Addressing perception uncertainty induced failure modes in robotic bin-picking

•Approach to handle perception uncertainty to reduce failures in robotic bin-picking.•Method to characterize pose estimation uncertainty of an automated perception system.•Mechanism for rationalized basis to detect failures and invoke human interventions.•User interface that allows remote human to provide cues to reduce pose uncertainty.•Singulation planner that incorporates uncertainty into plan evaluation.•Fine positioning planner for correcting errors in destination part posture.

We present a comprehensive approach to handle perception uncertainty to reduce failure rates in robotic bin-picking. Our focus is on mixed-bins. We identify the main failure modes at various stages of the bin-picking task and present methods to recover from them.

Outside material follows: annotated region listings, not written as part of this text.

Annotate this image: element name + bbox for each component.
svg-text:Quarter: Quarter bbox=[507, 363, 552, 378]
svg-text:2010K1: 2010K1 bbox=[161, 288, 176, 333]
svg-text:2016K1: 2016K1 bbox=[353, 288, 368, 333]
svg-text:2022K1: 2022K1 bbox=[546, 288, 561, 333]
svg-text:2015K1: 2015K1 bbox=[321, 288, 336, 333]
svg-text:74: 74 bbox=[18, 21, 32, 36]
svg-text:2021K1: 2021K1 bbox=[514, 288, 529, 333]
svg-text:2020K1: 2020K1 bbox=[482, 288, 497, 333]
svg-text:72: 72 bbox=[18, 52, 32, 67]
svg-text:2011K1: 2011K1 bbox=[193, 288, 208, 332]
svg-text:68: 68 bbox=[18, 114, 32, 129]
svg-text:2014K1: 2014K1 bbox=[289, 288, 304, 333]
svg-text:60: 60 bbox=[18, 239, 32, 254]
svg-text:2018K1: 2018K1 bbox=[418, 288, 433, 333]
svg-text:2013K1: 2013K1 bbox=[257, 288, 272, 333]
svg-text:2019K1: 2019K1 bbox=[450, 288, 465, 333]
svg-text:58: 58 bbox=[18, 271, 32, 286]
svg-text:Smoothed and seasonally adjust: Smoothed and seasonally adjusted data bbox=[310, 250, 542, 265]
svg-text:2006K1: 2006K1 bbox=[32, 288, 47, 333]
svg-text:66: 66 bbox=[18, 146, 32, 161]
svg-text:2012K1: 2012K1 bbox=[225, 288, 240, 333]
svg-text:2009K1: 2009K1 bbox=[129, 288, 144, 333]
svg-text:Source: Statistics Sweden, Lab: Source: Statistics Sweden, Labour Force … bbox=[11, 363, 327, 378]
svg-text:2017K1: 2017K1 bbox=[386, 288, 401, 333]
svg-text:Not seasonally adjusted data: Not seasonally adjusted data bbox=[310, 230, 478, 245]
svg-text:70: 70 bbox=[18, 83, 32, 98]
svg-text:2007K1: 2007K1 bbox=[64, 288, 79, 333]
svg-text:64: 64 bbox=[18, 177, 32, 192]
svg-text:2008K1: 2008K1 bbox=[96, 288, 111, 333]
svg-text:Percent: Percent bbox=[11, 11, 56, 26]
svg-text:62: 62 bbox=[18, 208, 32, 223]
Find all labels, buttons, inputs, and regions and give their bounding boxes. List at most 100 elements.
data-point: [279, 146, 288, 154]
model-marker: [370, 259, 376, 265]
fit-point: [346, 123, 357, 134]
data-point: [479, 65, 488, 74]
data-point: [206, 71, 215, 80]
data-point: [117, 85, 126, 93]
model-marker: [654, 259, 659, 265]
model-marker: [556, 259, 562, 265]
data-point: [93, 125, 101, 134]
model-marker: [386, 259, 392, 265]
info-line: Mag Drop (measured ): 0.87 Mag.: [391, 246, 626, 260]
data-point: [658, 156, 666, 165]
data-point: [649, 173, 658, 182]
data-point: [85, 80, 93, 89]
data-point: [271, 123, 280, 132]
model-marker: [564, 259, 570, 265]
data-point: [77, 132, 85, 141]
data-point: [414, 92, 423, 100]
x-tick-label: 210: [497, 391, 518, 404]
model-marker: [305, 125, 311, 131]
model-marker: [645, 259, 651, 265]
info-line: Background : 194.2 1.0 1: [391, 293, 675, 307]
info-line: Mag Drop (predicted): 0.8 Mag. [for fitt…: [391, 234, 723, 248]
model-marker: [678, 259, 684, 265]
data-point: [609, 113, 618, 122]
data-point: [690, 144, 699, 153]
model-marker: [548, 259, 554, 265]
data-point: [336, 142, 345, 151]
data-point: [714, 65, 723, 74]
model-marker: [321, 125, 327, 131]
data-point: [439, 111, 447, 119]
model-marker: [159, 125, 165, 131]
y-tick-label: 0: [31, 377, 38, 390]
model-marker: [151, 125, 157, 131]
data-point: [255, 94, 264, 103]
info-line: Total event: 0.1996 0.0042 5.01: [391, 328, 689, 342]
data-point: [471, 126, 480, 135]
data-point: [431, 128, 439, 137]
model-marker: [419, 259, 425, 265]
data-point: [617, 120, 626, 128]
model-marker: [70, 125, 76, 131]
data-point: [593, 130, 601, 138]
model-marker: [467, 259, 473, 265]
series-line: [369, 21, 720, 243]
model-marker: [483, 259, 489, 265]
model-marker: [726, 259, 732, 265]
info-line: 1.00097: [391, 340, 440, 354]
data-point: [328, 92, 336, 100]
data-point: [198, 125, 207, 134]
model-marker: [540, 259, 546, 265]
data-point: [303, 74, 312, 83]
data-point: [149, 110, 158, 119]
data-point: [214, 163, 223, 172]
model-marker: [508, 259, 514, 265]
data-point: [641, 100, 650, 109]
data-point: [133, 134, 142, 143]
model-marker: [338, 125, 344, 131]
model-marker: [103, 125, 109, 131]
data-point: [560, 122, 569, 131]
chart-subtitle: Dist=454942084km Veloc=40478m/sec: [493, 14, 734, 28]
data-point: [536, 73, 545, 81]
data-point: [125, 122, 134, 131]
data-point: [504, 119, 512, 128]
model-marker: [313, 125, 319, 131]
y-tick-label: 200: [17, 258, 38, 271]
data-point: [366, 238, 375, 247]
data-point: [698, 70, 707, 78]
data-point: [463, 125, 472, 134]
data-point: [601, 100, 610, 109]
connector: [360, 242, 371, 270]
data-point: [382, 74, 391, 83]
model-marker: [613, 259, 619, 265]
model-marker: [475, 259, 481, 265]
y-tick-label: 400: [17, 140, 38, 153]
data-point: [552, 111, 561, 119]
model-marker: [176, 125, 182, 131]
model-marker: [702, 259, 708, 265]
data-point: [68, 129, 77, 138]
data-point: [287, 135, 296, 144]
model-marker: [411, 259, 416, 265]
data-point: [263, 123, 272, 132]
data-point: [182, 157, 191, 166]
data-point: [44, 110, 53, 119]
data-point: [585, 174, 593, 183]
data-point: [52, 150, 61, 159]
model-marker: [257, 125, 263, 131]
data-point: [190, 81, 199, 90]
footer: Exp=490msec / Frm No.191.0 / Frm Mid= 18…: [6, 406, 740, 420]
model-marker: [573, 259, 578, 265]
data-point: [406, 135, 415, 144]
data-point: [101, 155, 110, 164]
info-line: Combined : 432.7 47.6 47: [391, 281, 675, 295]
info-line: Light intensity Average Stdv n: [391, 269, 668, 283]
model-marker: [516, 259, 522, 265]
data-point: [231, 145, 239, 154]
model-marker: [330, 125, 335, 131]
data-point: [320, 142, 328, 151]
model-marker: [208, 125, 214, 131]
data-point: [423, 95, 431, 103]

If uncertainty in part detection leads to perception failure, then human intervention is invoked. Our approach estimates the confidence in the part match provided by an automated perception system, which is used to detect perception failures. Human intervention is also invoked if uncertainty in estimated part location and orientation leads to a singulation planning failure. We have developed a user interface that enables remote human interventions when necessary. Finally, if uncertainty in part posture in the gripper leads to failure in placing the part with the desired accuracy, sensor-less fine-positioning moves are used to correct the final placement errors. We have developed a fine-positioning planner with a suite of fine-motion strategies that offer different tradeoffs between completion time and postural accuracy at the destination. We report our observations from system characterization experiments with a dual-armed Baxter robot, equipped with a Ensenso three-dimensional camera, to perform bin-picking on mixed-bins.